A test with perfect specificity would have 900 true negatives in cell d, because the test would correctly identify everyone who doesn’t have colon cancer, and zero false negatives, in cell c.

But no test is 100% perfect, so let’s say that cell a contains 90 true positives, cell b contains 50 false positives, cell c contains 30 false negatives, and cell d contains 850 true negatives.

In this situation, the positive predictive value would be 64%, because there are 90 people who are true positives - in cell a - and 140 people who tested positively - cell a plus cell b.

In other words, 64% of people who test positively will actually have colon cancer, while the other 36% of people who test positively will not have colon cancer.

The negative predictive value would be 97%, because there are 850 people - in cell d - who are true negatives and 880 people who tested negatively- cell b plus cell d.

In other words, 97% of people who test negatively will actually not have colon cancer, while the other 3% of people who test negatively will have colon cancer.

Predictive values are commonly confused with sensitivity and specificity.

A test with high sensitivity will correctly identify most people who have the condition, and a test with high specificity will correctly identify most people who don’t have the outcome.

The main difference between validity and predictive value is that sensitivity and specificity are fixed characteristics of a test.

On the other hand, predictive values are affected by the prevalence of the outcome.

To understand this better, let’s follow another example.

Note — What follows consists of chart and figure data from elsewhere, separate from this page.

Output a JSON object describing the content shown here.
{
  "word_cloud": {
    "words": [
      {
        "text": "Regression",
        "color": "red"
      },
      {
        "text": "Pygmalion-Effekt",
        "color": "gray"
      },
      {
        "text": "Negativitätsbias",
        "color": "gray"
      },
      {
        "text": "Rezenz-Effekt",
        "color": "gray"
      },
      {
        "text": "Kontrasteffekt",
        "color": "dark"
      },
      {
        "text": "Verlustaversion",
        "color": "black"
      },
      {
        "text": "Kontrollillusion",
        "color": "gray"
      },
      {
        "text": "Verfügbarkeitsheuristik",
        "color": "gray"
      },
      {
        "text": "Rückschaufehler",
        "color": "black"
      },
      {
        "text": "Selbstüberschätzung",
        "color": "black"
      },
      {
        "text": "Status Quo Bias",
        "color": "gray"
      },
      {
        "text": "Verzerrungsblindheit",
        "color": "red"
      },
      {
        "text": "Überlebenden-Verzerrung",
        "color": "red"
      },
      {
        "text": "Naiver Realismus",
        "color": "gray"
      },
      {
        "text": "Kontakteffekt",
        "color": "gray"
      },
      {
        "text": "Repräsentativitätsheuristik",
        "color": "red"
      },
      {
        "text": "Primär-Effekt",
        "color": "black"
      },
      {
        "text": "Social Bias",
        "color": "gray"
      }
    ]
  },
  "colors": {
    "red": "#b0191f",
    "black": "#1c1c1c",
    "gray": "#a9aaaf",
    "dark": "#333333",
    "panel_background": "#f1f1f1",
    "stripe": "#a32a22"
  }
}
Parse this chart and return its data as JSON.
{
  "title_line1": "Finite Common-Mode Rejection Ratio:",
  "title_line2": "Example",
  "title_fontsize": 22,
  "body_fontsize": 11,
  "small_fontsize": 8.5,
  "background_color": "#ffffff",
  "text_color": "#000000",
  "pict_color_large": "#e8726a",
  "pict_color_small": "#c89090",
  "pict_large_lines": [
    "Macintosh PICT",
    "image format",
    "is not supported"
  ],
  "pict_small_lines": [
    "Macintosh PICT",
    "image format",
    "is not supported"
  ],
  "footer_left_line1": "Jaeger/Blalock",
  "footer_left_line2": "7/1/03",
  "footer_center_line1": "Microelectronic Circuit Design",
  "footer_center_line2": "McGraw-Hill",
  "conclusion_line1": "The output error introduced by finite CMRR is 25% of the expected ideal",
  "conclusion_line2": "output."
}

So, imagine we now want to test for colon cancer in a group of 10,000 teenagers.

Colon cancer is rare for teenagers, so let’s say the prevalence is only about 1%, in reality, it would be far lower, but this makes the numbers easier to follow.

And let’s also say that the test we use to check for colon cancer has a sensitivity of 99%, meaning it correctly identifies 99% of people who have colon cancer, and a specificity of 95%, so it correctly identifies 95% of people who don’t have colon cancer.